In the Google Cloud Platform (GCP), quotas specify how many resources, such as central processing units (CPUs) and persistent disks (PDs), can be used by a Google Project at any given time. Quotas prevent unforeseen spikes in usage so resources are available to the community at all times. For information on quotas, including how to increase your quota, read on.
- How do I request a quota increase?
- Why do quotas matter in terra?
- When would I need to change quotas?
- How do I check my quotas?
- How much quota will I need?
How do I request a quota increase?
You can make quota requests by sending an email to firstname.lastname@example.org.
Please be sure to provide the following information:
- How many CPUs you will need at any given time
- How much persistent disk you will need
- How much (if any) SSD persistent disk you will need
Why do quotas matter in Terra?
Computational tasks define a tool used for analysis as well as the number of CPUs and persistent disks (PDs) needed to compute results. Workflows (aka methods) are run from within Workspaces, which are paid for by a Terra Google Billing Project.
All workflows (or "methods") run from a workspace are affected by quotas on the Google Project.The Google project is tied to a Google billing account, which will be charged for data storage and compute costs. Google enforces default quotas for compute engine resources for Terra billing projects based on a user's billing reputation.
When would I need to change quotas?
You may experience one of the following after launching a workflow analysis if there is not enough quota:
- Tasks within your workflow will wait on quota availability. For example, if you requested 1,000 tasks with eight CPUs each, and your quotas allow 24 CPUs at once, you can only run three tasks at a time. Each subsequent task is queued.
- A task within your workflow may fail because it requested more resources than allowed by your quotas. For example, if you requested 60 CPUs in your task and your quota is capped at 24 CPUs at once, your workflow may fail to launch.
Please note that unless you are seeing errors, you do not need to update quotas - your analysis will simply run more slowly. If your analysis runs more slowly than you expect, or if you see errors/messages related to quota in your logs, you may want to request an increase.
How do I check my quotas?
If you are a Terra billing project Owner, you can check your Google projects quota at a URL like this: https://console.cloud.google.com/iam-admin/quotas?project where "project" is the name of your Terra billing project.
Here you'll see a long list of quotas for the project. In this example, the CPU quota in region "us-central1" is maxed out (the orange bar near 100%) and you'll need to request more Quota (see steps above):
Note that quotas are defined per region. To run your analysis across multiple regions (e.g. us-east1 and us-central1), you need to request larger quota in both.
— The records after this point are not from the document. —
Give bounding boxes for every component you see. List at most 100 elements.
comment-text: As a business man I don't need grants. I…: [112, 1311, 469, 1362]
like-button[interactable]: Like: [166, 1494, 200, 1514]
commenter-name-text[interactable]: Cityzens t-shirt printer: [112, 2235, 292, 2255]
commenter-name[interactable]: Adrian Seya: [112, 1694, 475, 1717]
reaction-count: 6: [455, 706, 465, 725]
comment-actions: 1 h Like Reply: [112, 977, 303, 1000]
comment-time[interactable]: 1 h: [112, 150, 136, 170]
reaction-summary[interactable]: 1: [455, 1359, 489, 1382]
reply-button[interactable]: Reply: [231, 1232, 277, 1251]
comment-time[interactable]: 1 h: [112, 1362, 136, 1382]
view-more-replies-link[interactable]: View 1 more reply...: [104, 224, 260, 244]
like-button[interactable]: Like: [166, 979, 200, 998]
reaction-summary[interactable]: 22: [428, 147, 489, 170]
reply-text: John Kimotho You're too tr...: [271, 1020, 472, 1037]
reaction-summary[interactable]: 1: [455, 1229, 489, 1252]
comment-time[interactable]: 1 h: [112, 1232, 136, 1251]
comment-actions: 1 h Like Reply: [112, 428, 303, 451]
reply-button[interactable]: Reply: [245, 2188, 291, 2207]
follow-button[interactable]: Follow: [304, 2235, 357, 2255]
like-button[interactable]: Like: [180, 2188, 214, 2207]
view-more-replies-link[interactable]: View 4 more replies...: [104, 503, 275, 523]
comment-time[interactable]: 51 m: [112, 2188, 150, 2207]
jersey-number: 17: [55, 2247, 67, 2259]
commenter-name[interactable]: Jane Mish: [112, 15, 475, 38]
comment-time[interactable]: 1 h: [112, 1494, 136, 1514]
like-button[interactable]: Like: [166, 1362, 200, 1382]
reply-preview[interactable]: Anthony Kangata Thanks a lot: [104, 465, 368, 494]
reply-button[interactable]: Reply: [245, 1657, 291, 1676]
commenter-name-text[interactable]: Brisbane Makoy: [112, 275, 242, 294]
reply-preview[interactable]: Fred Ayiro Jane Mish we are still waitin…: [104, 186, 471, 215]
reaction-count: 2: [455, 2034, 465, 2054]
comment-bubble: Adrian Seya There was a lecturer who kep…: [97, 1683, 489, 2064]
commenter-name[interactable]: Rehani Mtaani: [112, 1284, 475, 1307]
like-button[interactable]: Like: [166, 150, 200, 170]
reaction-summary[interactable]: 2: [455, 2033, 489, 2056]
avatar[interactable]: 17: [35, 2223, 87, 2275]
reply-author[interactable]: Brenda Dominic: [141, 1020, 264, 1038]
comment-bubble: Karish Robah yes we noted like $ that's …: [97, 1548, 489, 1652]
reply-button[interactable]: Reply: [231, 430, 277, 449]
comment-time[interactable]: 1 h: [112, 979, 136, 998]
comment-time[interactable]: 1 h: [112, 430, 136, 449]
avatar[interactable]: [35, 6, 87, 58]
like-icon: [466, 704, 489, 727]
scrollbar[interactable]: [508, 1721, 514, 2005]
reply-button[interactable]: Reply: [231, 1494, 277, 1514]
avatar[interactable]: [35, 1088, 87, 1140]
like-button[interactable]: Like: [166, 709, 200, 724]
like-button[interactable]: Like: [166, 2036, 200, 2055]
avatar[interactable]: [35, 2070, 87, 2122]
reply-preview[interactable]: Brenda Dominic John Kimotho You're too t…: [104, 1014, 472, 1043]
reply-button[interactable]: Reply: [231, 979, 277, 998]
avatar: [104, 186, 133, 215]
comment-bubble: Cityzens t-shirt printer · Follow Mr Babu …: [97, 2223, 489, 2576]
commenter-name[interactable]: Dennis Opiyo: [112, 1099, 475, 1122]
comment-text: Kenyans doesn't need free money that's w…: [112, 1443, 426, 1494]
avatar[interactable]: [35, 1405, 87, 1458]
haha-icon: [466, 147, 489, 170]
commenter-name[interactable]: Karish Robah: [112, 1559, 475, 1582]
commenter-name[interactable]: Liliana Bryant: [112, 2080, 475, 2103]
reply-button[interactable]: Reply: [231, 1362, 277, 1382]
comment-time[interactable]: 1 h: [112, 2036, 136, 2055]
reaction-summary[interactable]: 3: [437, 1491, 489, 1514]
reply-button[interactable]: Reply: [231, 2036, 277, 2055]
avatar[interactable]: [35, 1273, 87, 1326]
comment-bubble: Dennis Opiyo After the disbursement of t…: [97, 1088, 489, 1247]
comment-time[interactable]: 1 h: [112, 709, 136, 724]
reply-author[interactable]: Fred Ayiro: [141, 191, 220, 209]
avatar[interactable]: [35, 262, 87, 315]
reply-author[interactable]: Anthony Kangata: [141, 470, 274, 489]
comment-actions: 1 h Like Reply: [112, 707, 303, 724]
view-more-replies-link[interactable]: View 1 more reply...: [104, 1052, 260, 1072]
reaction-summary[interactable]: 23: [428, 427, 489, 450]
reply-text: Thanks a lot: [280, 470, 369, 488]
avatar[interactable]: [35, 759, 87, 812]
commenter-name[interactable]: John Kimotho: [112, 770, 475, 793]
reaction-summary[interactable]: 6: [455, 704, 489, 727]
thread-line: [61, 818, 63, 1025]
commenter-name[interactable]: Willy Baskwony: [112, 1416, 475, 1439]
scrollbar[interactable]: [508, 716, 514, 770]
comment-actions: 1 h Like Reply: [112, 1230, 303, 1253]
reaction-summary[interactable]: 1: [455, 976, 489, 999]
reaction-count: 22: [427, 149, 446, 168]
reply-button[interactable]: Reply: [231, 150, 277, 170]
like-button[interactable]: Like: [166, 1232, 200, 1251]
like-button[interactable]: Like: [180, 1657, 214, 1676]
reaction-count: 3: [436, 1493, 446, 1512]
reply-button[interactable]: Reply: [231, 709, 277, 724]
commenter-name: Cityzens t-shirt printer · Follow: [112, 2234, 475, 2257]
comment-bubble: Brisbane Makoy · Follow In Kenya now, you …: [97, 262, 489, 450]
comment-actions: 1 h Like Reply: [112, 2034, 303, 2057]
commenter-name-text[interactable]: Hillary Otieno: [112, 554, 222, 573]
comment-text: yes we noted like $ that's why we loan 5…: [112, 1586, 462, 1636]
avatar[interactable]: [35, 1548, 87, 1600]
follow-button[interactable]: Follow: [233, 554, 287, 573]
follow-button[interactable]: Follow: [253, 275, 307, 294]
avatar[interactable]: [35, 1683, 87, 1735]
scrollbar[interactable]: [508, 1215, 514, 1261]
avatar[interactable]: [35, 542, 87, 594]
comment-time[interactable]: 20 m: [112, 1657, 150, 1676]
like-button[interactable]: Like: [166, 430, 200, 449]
Terra cares about the following Google Compute Engine API quotas:
- CPUs: how many CPUs you can use at once across all of your tasks
- Preemptible CPUs: the pool of CPUs that would only be used by preemptible instances. You can learn more about this quota here and about preemptible instances here.
- Persistent disk standard(GB): how much total disk non-SSD you can have attached at once to your task VMs
- Persistent disk SSD(GB): how much total SSD disk you can have attached at once to your task VMs
- Local SSD(GB): how much SSD is attached directly to the server running the task VMs. You can learn more here. Only applicable if you are using local SSD in your Task.
How much quota will I need?
The right amount of quota is a function of the number of workflows being launched, the number of concurrent tasks running within each workflow, and the resources being requested by those tasks.
To calculate the quota needed for the workflows, you need to do a bit of diving into your WDL to examine what it is doing.
For example, say we have a three-task WDL that will run on one to many samples. We need to look across these tasks to determine what the maximum amount of CPU and PD we expect to need at any given time.
- Task 1: uses 10 CPUs and 10GB of PD
- Task 2: uses 1 CPU, 1GB of PD and scatters 10-ways wide
- Task 3: uses 10 CPU, 10GB of PD and scatters 10-ways wide
In this example, tasks 1 and 2 are using the same amount of resources because task 2 scatters. Task 3, however, uses more resources than Task 1 or 2.
When running task 3 on ten samples at once, the task requests a total of 100 CPUs and 100GB of PD (due to scattering 10-ways wide) for one sample. Because we are running this on ten samples, we are trying to use ten times those resources at once -- 1000 CPUs and 1TB of persistent disk. If our current quota is set at 24 CPUs and 100GB of PD and we want this workflow to run as quickly as possible, we will need to make a request for at least 1000 CPUs and 1TB of PD.